Being in this great moment of human history, we are conscious of the choices we make and have the agency to create a sustainable future for all. This moment is what deep ecologist, Joanna Macy, refers to as “The Great Turning” and what systems thinker, Donella Meadows, called the “Sustainability Revolution.” Envisioning a just and thriving world is an act of faith, a recognition of the potential for change in oneself and in society. Shared vision can transcend the pervading mindset that we are separate from nature and help us bring about a life-sustaining world.

The current unsustainable path that humanity treads instills many with fear of mass pandemics, climate change, destruction of what we know and love, technological oppression, and the loss of individual freedom; the list goes on. We can, however, take a different path to sustainability that engages the heart and inspires us to do what humans are so good at: creative problem solving.

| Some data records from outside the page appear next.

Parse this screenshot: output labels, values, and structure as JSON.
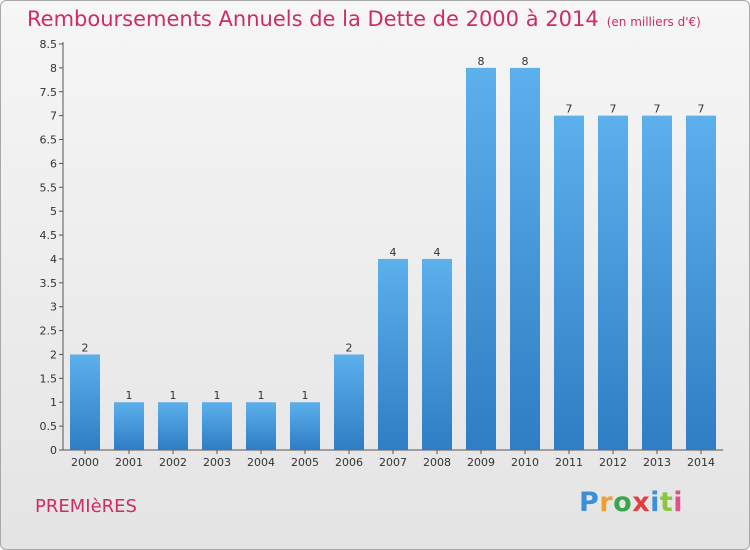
{
  "chart_data": {
    "type": "bar",
    "title": "Remboursements Annuels de la Dette de 2000 à 2014",
    "unit": "(en milliers d'€)",
    "categories": [
      "2000",
      "2001",
      "2002",
      "2003",
      "2004",
      "2005",
      "2006",
      "2007",
      "2008",
      "2009",
      "2010",
      "2011",
      "2012",
      "2013",
      "2014"
    ],
    "values": [
      2,
      1,
      1,
      1,
      1,
      1,
      2,
      4,
      4,
      8,
      8,
      7,
      7,
      7,
      7
    ],
    "value_labels": [
      "2",
      "1",
      "1",
      "1",
      "1",
      "1",
      "2",
      "4",
      "4",
      "8",
      "8",
      "7",
      "7",
      "7",
      "7"
    ],
    "ylim": [
      0,
      8.5
    ],
    "yticks": [
      "0",
      "0.5",
      "1",
      "1.5",
      "2",
      "2.5",
      "3",
      "3.5",
      "4",
      "4.5",
      "5",
      "5.5",
      "6",
      "6.5",
      "7",
      "7.5",
      "8",
      "8.5"
    ],
    "grid": false,
    "bar_color": "#4a9de0"
  },
  "commune": "PREMIèRES",
  "logo": {
    "letters": [
      "P",
      "r",
      "o",
      "x",
      "i",
      "t",
      "i"
    ],
    "colors": [
      "#3a8fd6",
      "#f0a030",
      "#3aa64a",
      "#e04040",
      "#3a8fd6",
      "#8cc63f",
      "#e0508a"
    ]
  }
}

So what is it that moves us to act on behalf of this amazing place we call Earth? I know that I value beauty, the essence of nature, and the fullness of sensory pleasure that comes from experiencing wildness. The simple fact that there is so much yet to be learned about and experienced in the natural world is the essential fire of my curiosity. Biomimicry, for example, is a practical application of this passion to observe and learn from nature while serving the needs of humanity.

To embrace the Art of Sustainability is to embrace a way of living that is playful, and filled with wonder and infinite possibility. As poet Mary Oliver says, “The universe could have been created ugly, and would have functioned. And yet there is beauty everywhere in creation. Beauty gives us an ache to be worthy of that creation.” The Art of Sustainability gives us a pathway to demonstrate our love for creation and creativity.

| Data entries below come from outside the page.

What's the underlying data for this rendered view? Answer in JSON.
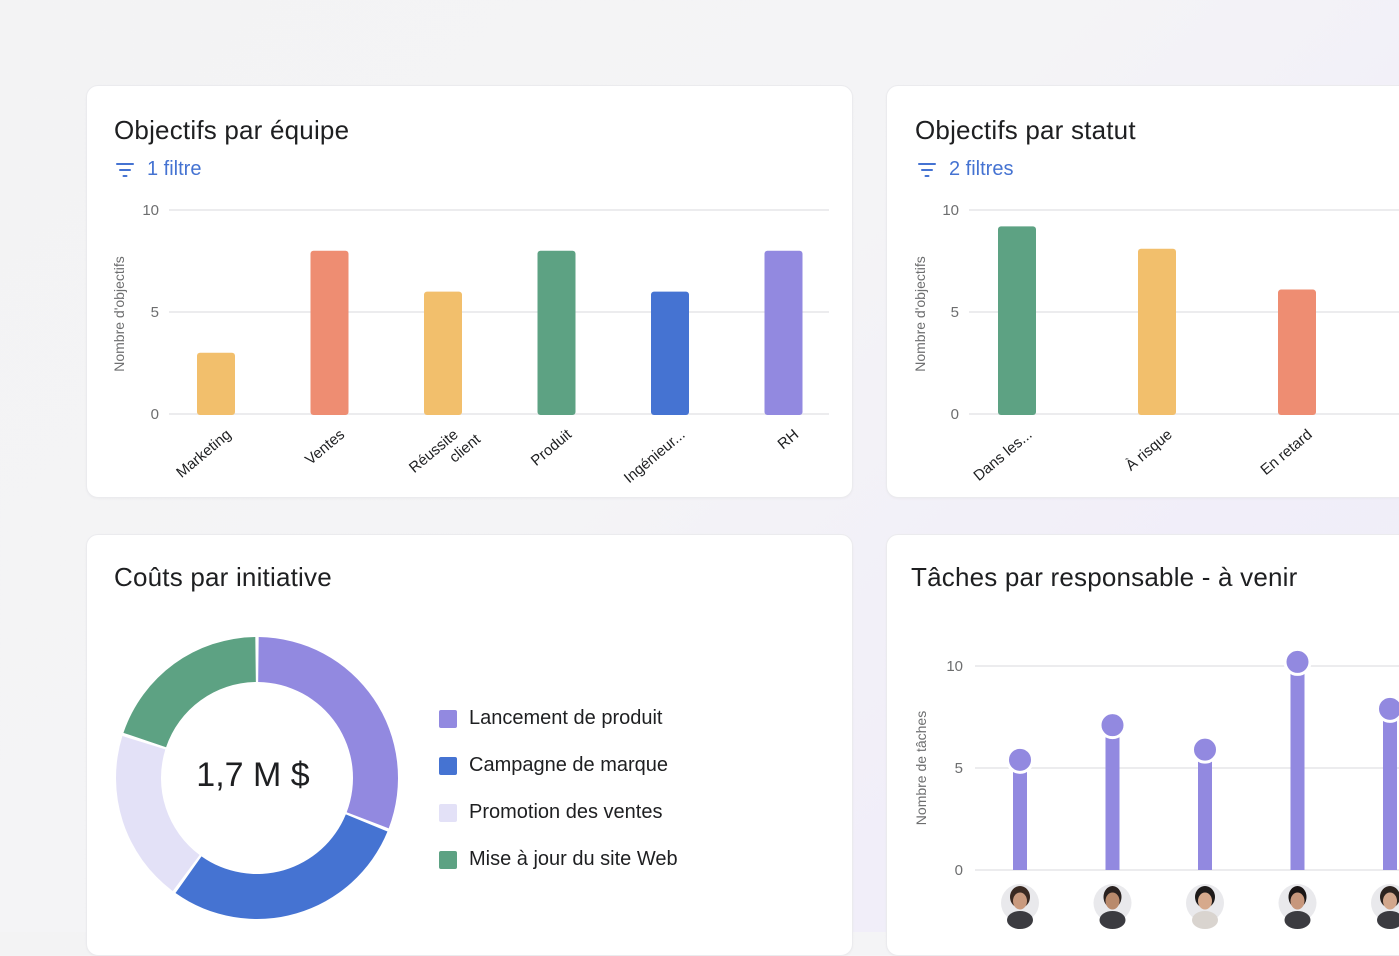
{
  "colors": {
    "purple": "#9289e0",
    "coral": "#ee8d72",
    "yellow": "#f2bf6c",
    "green": "#5da283",
    "blue": "#4573d2",
    "lavender": "#e3e1f7",
    "filter": "#4573d2"
  },
  "team_card": {
    "title": "Objectifs par équipe",
    "filter_label": "1 filtre",
    "filter_icon": "filter-icon"
  },
  "status_card": {
    "title": "Objectifs par statut",
    "filter_label": "2 filtres",
    "filter_icon": "filter-icon"
  },
  "cost_card": {
    "title": "Coûts par initiative",
    "total": "1,7 M $",
    "legend": [
      {
        "label": "Lancement de produit",
        "color": "#9289e0"
      },
      {
        "label": "Campagne de marque",
        "color": "#4573d2"
      },
      {
        "label": "Promotion des ventes",
        "color": "#e3e1f7"
      },
      {
        "label": "Mise à jour du site Web",
        "color": "#5da283"
      }
    ]
  },
  "tasks_card": {
    "title": "Tâches par responsable - à venir"
  },
  "chart_data": [
    {
      "type": "bar",
      "title": "Objectifs par équipe",
      "ylabel": "Nombre d'objectifs",
      "xlabel": "",
      "ylim": [
        0,
        10
      ],
      "yticks": [
        0,
        5,
        10
      ],
      "grid": true,
      "categories": [
        "Marketing",
        "Ventes",
        "Réussite client",
        "Produit",
        "Ingénieur...",
        "RH"
      ],
      "values": [
        3,
        8,
        6,
        8,
        6,
        8
      ],
      "colors": [
        "#f2bf6c",
        "#ee8d72",
        "#f2bf6c",
        "#5da283",
        "#4573d2",
        "#9289e0"
      ]
    },
    {
      "type": "bar",
      "title": "Objectifs par statut",
      "ylabel": "Nombre d'objectifs",
      "xlabel": "",
      "ylim": [
        0,
        10
      ],
      "yticks": [
        0,
        5,
        10
      ],
      "grid": true,
      "categories": [
        "Dans les...",
        "À risque",
        "En retard"
      ],
      "values": [
        9.2,
        8.1,
        6.1
      ],
      "colors": [
        "#5da283",
        "#f2bf6c",
        "#ee8d72"
      ]
    },
    {
      "type": "pie",
      "title": "Coûts par initiative",
      "center_label": "1,7 M $",
      "categories": [
        "Lancement de produit",
        "Campagne de marque",
        "Promotion des ventes",
        "Mise à jour du site Web"
      ],
      "values": [
        31,
        29,
        20,
        20
      ],
      "colors": [
        "#9289e0",
        "#4573d2",
        "#e3e1f7",
        "#5da283"
      ]
    },
    {
      "type": "bar",
      "title": "Tâches par responsable - à venir",
      "ylabel": "Nombre de tâches",
      "xlabel": "",
      "ylim": [
        0,
        10
      ],
      "yticks": [
        0,
        5,
        10
      ],
      "grid": true,
      "categories": [
        "avatar-1",
        "avatar-2",
        "avatar-3",
        "avatar-4",
        "avatar-5"
      ],
      "values": [
        5.4,
        7.1,
        5.9,
        10.2,
        7.9
      ],
      "colors": [
        "#9289e0",
        "#9289e0",
        "#9289e0",
        "#9289e0",
        "#9289e0"
      ]
    }
  ]
}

Read more about my Art of Sustainability approach and related workshop offerings.

New Work at Sculpture Fest

Wednesday, September 7th, 2011

Here is a new piece I call “Red Hands.” It stands 4′ tall and was carved out of some recycled hemlock beams. Given the state of the world and even Vermont’s, in the wake of Irene’s devastation, there are many who could use a helping hand. This piece could also be about the earth’s suffering at our hands. Hopefully viewers will be provoked to think about other stories these hands tell. It is a joy to continue to show work at Sculpture Fest in Woodstock, Vermont, where I am given the freedom to site my work.

A Little Farm Story – ‘Vook’

Monday, August 8th, 2011

Clyde Jenne and Finn Seville read my book, A Little Farm Story, published by Harbor Mountain Press, creating this video book or ‘vook.’  See images from the book and purchase it for $15 (includes shipping).  Thank you!

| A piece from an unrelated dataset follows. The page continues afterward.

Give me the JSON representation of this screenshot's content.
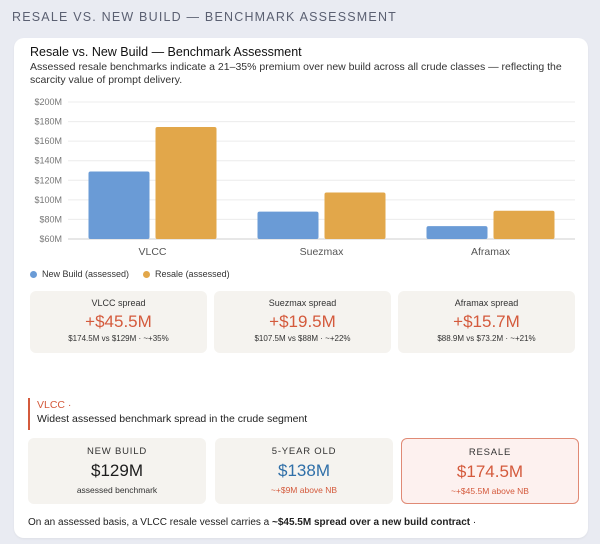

A Little Farm Story celebrates the hard work that goes into small family farms. It is an intergenerational guide through the seasons of a year in the life of a family farm. The originals are painted on canvas pages 35” x 40.” I created it as a flippy book which refers to a giant puppet technique of story telling that is commonly used by Bread and Puppet. A Little Farm Story has been featured in Farm Fests, open mics and at the Hartland Elementary School.

“A Little Farm Story”

Tuesday, December 14th, 2010

On Wednesday, the 22nd of September, I launched my book “A Little Farm Story.” It was a warm fall evening marked by a beautiful sunset and moonrise. About 75 folks showed up for the potluck, farm fest, and book launching. We set up 5  picnic table in a line and recreated the page from the book that says “the people eat.” All this happened in the CSA garden space of Cedar Mountain Farm here at Cobb Hill. Zach Stremlau, of Green Mountain Flour, fired up his portable (wood fired) oven and cooked up many tasty pizzas, Peter Money, of Harbor Mountain Press, sponsored Zach. I did a dramatic reading of the book and was accompanied by Justin on guitar and Steve on the djembe. I hung the originals on the green house. Luminaria were lit and co-ordinated by Wendy and others and provided the perfect path of light. Deep gratitude to all who showed up and supported me on this venture.